Savitha Chirasmayee, Talari Reshma
Department of Civil Engineering, National Institute of Technology Andhra Pradesh, Tadepalligudem, 534101, India.
Environ Monit Assess. 2025 Mar 19;197(4):437. doi: 10.1007/s10661-025-13880-3.
The development of machine learning algorithms, along with high-resolution satellite datasets, aids in improved agriculture monitoring and mapping. Nevertheless, the use of high-resolution optical satellite datasets is usually constrained by clouds and shadows, which do not capture complete crop phenology, thus limiting map accuracy. Moreover, the identification of a suitable classification algorithm is essential, as the performance of each machine learning algorithm depends on input datasets, hyperparameter tuning, training, and testing samples, among other factors. To overcome the limitation of clouds and shadow in optical data, this study employs Sentinel-2 greenest pixel composite to generate a nearly accurate crop-type map for an agricultural watershed in Tadepalligudem, India. To identify a suitable machine learning model, the study also evaluates and compares the performance of four machine learning algorithms: gradient tree boost, classification and regression tree, support vector machine, and random forest (RF). Crop-type maps are generated for two cropping seasons, Kharif and Rabi, in Google Earth Engine (GEE), a robust cloud computing platform. Further, to train and test these algorithms, ground truth data is collected and divided in the ratio of 70:30, for training and testing, respectively. The results of the study demonstrated the ability of the greenest pixel composite method to identify and map crop types in small watersheds even during the Kharif season. Further, among the four machine learning algorithms employed, RF is shown to outperform other classification algorithms in both Kharif and Rabi seasons, with an average overall accuracy of 93.21% and a kappa coefficient of 0.89. Furthermore, the study showcases the potential of the cloud computing platform GEE in enhancing automatic agricultural monitoring through satellite datasets while requiring minimal computational storage and processing.
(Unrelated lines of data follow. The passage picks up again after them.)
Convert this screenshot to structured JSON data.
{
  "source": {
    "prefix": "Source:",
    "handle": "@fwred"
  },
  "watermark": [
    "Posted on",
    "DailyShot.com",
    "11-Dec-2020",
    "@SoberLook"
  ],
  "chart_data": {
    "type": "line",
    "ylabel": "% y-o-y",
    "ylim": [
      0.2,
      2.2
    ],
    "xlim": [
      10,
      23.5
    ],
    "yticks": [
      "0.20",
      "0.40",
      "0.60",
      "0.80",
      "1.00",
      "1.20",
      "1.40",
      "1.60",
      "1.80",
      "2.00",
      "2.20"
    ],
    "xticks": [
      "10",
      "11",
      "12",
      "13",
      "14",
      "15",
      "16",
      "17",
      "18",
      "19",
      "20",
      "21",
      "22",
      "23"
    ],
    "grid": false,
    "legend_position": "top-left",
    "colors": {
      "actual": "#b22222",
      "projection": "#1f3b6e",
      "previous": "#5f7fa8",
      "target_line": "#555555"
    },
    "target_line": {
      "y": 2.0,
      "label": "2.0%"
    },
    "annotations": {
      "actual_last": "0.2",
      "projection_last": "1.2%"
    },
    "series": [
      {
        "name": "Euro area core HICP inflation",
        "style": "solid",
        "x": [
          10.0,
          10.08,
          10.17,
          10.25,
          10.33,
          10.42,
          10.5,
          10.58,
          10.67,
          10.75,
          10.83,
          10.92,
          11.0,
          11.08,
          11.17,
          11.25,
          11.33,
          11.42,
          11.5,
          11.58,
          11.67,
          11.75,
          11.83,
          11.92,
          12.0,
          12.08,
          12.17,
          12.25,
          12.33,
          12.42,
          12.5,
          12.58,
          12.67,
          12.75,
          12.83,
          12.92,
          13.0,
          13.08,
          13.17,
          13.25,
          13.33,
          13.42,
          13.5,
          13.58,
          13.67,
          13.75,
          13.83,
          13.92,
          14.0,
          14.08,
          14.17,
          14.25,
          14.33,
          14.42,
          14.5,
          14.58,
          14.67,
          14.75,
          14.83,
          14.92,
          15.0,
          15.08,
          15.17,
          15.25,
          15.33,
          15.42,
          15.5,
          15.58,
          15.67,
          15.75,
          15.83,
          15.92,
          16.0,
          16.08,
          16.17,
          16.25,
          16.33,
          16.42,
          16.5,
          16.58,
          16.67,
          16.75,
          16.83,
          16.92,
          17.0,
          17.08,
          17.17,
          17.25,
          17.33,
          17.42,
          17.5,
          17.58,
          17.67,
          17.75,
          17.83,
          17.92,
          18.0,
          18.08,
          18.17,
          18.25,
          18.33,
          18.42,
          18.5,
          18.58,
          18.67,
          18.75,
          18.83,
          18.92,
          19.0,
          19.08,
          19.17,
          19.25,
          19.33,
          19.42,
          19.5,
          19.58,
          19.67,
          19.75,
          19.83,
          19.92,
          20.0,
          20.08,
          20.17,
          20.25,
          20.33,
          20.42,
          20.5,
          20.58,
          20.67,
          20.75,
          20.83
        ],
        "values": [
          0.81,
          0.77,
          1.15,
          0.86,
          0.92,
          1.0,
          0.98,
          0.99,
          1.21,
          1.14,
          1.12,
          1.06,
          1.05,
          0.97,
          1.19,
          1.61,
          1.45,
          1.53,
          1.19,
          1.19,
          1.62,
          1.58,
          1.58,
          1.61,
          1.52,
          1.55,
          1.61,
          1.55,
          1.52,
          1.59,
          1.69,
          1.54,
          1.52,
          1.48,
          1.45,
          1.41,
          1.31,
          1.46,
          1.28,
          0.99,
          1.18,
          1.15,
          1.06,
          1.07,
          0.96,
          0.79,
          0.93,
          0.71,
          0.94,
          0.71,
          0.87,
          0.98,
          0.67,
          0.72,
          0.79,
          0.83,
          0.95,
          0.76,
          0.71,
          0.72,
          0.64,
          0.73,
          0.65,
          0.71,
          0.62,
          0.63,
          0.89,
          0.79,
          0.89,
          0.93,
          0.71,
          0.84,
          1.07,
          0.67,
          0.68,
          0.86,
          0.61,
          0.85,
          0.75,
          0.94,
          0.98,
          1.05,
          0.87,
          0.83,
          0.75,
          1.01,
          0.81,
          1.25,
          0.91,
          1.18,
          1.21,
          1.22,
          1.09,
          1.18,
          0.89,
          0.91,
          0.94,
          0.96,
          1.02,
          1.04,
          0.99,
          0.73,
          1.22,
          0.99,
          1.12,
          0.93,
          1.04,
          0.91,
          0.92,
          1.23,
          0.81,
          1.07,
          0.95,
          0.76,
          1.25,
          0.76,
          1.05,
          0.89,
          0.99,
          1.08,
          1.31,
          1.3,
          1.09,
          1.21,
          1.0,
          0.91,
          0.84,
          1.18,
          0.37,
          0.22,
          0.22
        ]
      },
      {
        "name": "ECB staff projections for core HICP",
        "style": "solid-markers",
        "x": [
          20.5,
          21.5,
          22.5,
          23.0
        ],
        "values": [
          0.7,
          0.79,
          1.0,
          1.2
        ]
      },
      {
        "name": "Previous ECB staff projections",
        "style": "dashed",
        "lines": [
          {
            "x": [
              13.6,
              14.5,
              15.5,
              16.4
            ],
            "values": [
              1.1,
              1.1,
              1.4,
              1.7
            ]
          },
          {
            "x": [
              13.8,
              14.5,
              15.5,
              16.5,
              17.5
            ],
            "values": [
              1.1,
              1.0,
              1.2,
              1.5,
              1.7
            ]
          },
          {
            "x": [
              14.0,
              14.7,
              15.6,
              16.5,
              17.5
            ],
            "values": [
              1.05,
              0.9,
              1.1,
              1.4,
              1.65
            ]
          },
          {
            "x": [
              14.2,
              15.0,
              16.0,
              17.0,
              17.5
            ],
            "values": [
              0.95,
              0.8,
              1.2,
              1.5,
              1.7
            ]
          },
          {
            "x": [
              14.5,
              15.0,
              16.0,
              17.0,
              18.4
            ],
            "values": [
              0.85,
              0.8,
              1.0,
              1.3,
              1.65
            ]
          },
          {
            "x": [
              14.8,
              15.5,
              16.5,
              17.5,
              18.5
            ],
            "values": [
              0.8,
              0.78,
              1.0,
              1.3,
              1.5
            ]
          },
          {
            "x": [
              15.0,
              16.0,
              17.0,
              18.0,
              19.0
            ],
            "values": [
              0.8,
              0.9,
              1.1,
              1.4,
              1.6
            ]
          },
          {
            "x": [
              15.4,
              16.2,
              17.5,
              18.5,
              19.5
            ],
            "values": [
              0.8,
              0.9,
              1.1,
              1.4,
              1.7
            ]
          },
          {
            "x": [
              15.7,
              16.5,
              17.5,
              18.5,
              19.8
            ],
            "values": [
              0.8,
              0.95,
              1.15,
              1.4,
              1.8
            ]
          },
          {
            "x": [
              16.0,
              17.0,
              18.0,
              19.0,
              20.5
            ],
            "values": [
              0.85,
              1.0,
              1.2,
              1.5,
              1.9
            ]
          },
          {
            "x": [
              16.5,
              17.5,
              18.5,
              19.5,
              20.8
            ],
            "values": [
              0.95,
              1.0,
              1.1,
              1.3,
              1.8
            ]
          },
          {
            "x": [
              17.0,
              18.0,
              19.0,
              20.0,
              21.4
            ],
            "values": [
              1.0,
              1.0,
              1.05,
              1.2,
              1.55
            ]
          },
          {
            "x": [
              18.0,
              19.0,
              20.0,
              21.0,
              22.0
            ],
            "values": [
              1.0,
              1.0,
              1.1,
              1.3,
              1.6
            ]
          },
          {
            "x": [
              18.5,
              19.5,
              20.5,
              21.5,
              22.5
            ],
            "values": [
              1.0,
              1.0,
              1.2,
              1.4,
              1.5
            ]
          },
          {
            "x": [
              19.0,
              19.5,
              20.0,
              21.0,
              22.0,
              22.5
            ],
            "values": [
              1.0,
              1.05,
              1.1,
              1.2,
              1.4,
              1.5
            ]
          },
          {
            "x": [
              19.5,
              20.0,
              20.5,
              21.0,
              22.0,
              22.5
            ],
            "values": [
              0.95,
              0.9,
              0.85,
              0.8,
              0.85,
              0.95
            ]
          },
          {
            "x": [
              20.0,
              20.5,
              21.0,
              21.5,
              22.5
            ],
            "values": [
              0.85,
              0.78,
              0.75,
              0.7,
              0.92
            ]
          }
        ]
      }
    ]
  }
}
机器学习算法的发展,连同高分辨率卫星数据集,有助于改进农业监测和制图。然而,高分辨率光学卫星数据集的使用通常受到云层和阴影的限制,这些云层和阴影无法捕捉完整的作物物候,从而限制了地图的准确性。此外,确定合适的分类算法至关重要,因为每种机器学习算法的性能取决于输入数据集、超参数调整、训练和测试样本等因素。为了克服光学数据中云层和阴影的限制,本研究采用哨兵 - 2最绿像素合成法,为印度塔德帕利古德姆的一个农业流域生成了一张近乎准确的作物类型图。为了确定合适的机器学习模型,该研究还评估并比较了四种机器学习算法的性能:梯度树提升、分类与回归树、支持向量机和随机森林(RF)。在强大的云计算平台谷歌地球引擎(GEE)中,针对两个种植季节(季风季和冬季)生成了作物类型图。此外,为了训练和测试这些算法,收集了地面真值数据,并分别按照70:30的比例划分为训练集和测试集。研究结果表明,即使在季风季,最绿像素合成法也能够识别和绘制小流域内的作物类型。此外,在所采用的四种机器学习算法中,随机森林在季风季和冬季均表现优于其他分类算法,平均总体准确率为93.21%,卡帕系数为0.89。此外,该研究展示了云计算平台谷歌地球引擎在通过卫星数据集增强自动农业监测方面的潜力,同时所需的计算存储和处理量最小。